From Silicon Alley Insider:
Google’s (GOOG) US paid-click growth in March was as bad as in February–up only 2.7%–rounding out a violent deceleration in Q1, says Comscore (per Mark Mahaney at Citi). In all of Q1, Google’s US paid clicks rose only 2% year-over-year versus 25% in Q4 and 48% in Q3.
Consensus estimates for Google’s Q1 have been cut significantly since the first Comscore bomb in January. We believe the current consensus revenue estimates could be met with US growth of 25% in Q1, down from 40% in Q4, which would allow for significant deceleration in the quarter.
This 25% growth estimate obviously assumes that Google has seen a strong increase in price-per-click: If it hasn’t, and the Comscore data is accurate, US revenue will miss by a mile and Google’s overall revenue will come in well below consensus. Thursday’s earnings report will be interesting.

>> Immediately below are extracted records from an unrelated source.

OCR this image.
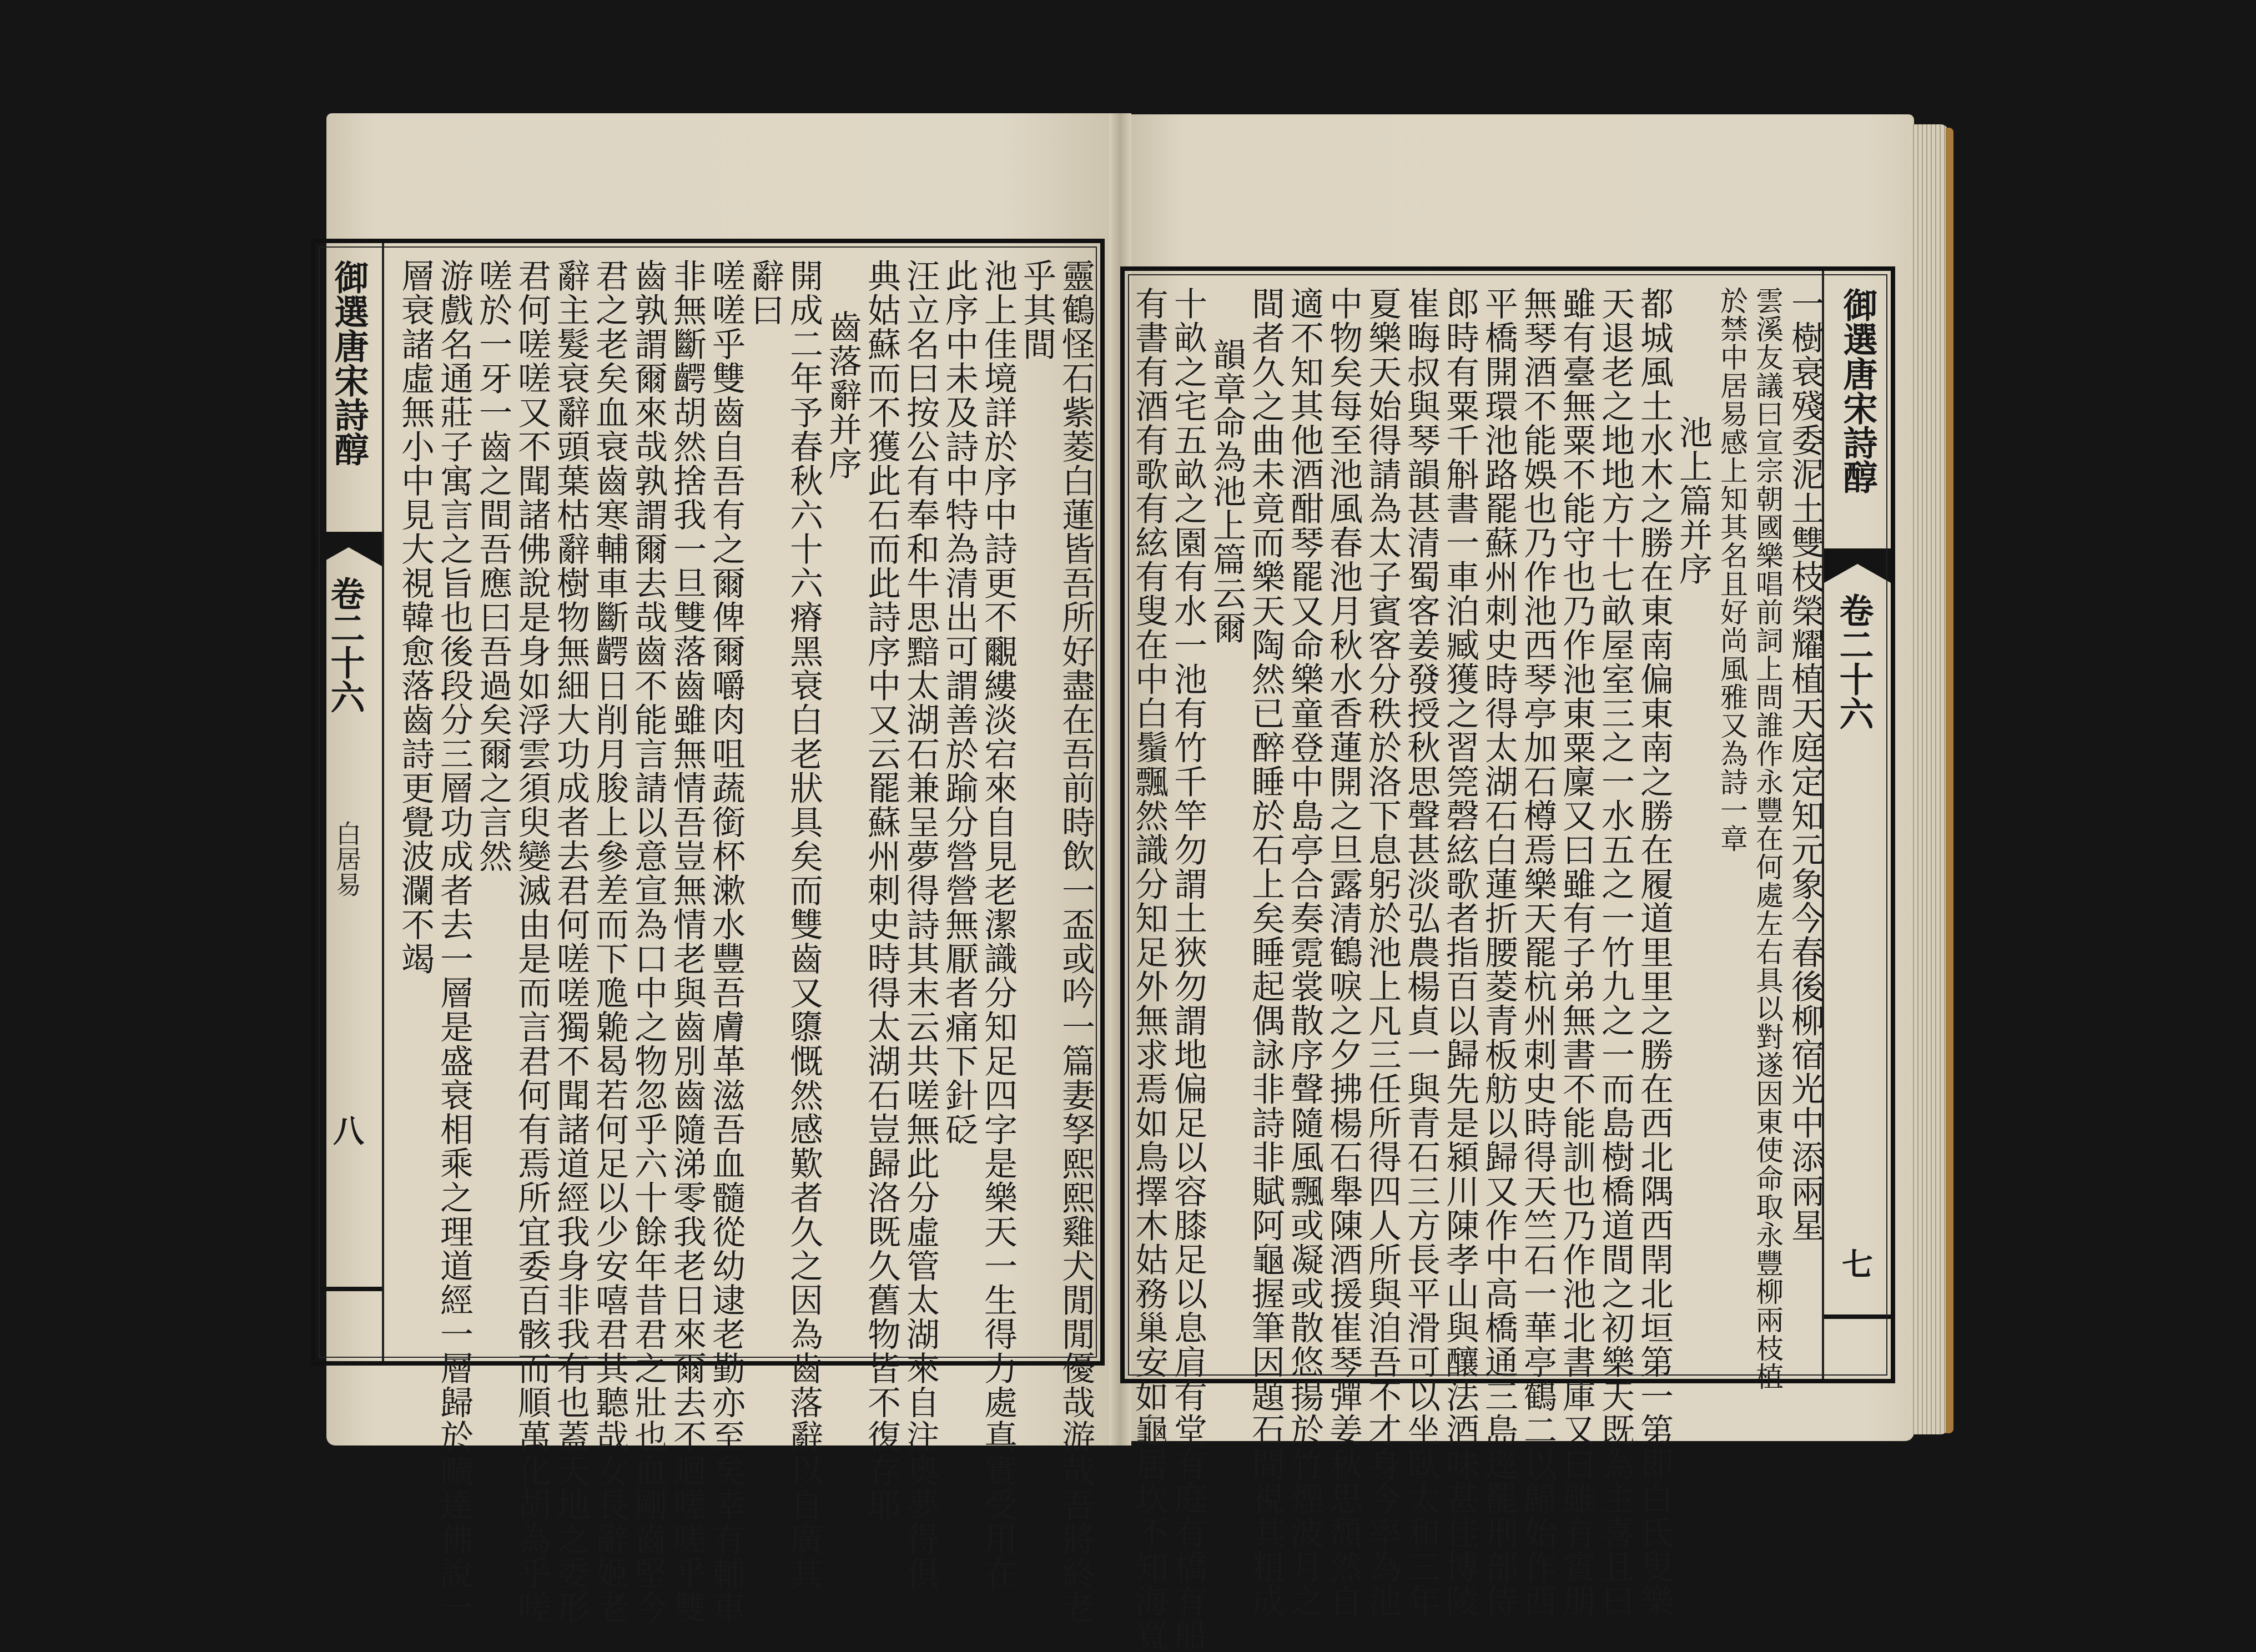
御選唐宋詩醇
卷二十六
七
一樹衰殘委泥土雙枝榮耀植天庭定知元象今春後柳宿光中添兩星
雲溪友議曰宣宗朝國樂唱前詞上問誰作永豐在何處左右具以對遂因東使命取永豐柳兩枝植
於禁中居易感上知其名且好尚風雅又為詩一章
池上篇并序
都城風土水木之勝在東南偏東南之勝在履道里里之勝在西北隅西閈北垣第一第即白氏叟樂
天退老之地地方十七畝屋室三之一水五之一竹九之一而島樹橋道間之初樂天既為主喜且曰
雖有臺無粟不能守也乃作池東粟廩又曰雖有子弟無書不能訓也乃作池北書庫又曰雖有賓朋
無琴酒不能娛也乃作池西琴亭加石樽焉樂天罷杭州刺史時得天竺石一華亭鶴二以歸始作西
平橋開環池路罷蘇州刺史時得太湖石白蓮折腰菱青板舫以歸又作中高橋通三島逕罷刑部侍
郎時有粟千斛書一車泊臧獲之習筦磬絃歌者指百以歸先是潁川陳孝山與釀法酒味甚佳博陵
崔晦叔與琴韻甚清蜀客姜發授秋思聲甚淡弘農楊貞一與青石三方長平滑可以坐臥太和三年
夏樂天始得請為太子賓客分秩於洛下息躬於池上凡三任所得四人所與洎吾不才身今率為池
中物矣每至池風春池月秋水香蓮開之旦露清鶴唳之夕拂楊石舉陳酒援崔琴彈姜秋思頹然自
適不知其他酒酣琴罷又命樂童登中島亭合奏霓裳散序聲隨風飄或凝或散悠揚於竹煙波月之
間者久之曲未竟而樂天陶然已醉睡於石上矣睡起偶詠非詩非賦阿龜握筆因題石間視其粗成
韻章命為池上篇云爾
十畝之宅五畝之園有水一池有竹千竿勿謂土狹勿謂地偏足以容膝足以息肩有堂有庭有橋有船
有書有酒有歌有絃有叟在中白鬚飄然識分知足外無求焉如鳥擇木姑務巢安如龜居坎不知海寬
御選唐宋詩醇
卷二十六
白居易
八	靈鶴怪石紫菱白蓮皆吾所好盡在吾前時飲一盃或吟一篇妻孥熙熙雞犬閒閒優哉游哉吾將終老
乎其間
池上佳境詳於序中詩更不覼縷淡宕來自見老潔識分知足四字是樂天一生得力處真實受用在
此序中未及詩中特為清出可謂善於踰分營營無厭者痛下針砭
汪立名曰按公有奉和牛思黯太湖石兼呈夢得詩其末云共嗟無此分虛管太湖來自注奧夢得俱
典姑蘇而不獲此石而此詩序中又云罷蘇州刺史時得太湖石豈歸洛既久舊物皆不復存耶
齒落辭并序
開成二年予春秋六十六瘠黑衰白老狀具矣而雙齒又隳慨然感歎者久之因為齒落辭以自廣其
辭曰
嗟嗟乎雙齒自吾有之爾俾爾嚼肉咀蔬銜杯漱水豐吾膚革滋吾血髓從幼逮老勤亦至矣幸有輔車
非無斷齶胡然捨我一旦雙落齒雖無情吾豈無情老與齒別齒隨涕零我老日來爾去不迴嗟嗟乎雙
齒孰謂爾來哉孰謂爾去哉齒不能言請以意宣為口中之物忽乎六十餘年昔君之壯也血剛齒堅今
君之老矣血衰齒寒輔車斷齶日削月朘上參差而下卼臲曷若何足以少安嘻君其聽哉女長辭姬老
辭主髮衰辭頭葉枯辭樹物無細大功成者去君何嗟嗟獨不聞諸道經我身非我有也蓋天地之委形
君何嗟嗟又不聞諸佛說是身如浮雲須臾變滅由是而言君何有焉所宜委百骸而順萬化胡為乎嗟
嗟於一牙一齒之間吾應曰吾過矣爾之言然
游戲名通莊子寓言之旨也後段分三層功成者去一層是盛衰相乘之理道經一層歸於曠達佛說一
層衰諸虛無小中見大視韓愈落齒詩更覺波瀾不竭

Mark Mahaney of Citi has the details:
Deceleration Drivers – Consistent with 2 prior months, Paid Click growth deceleration to under 3% Y/Y was driven by another month of low-teens decline in Google’s Coverage Ratio and a low double-digit decline in Google’s Click Thru Rate offsetting the 33% Y/Y growth in March searches on Google’s U.S. Websites (an acceleration vs. roughly 30% Y/Y growth in February).
Potential Causes – Assuming the data is accurate, we could see two factors behind the Coverage Ratio decline:
1. Google’s ongoing efforts to improve both lead quality for advertisers and the user experience for searches.
2. A macroeconomic dampening of commercial queries by searchers [uh oh].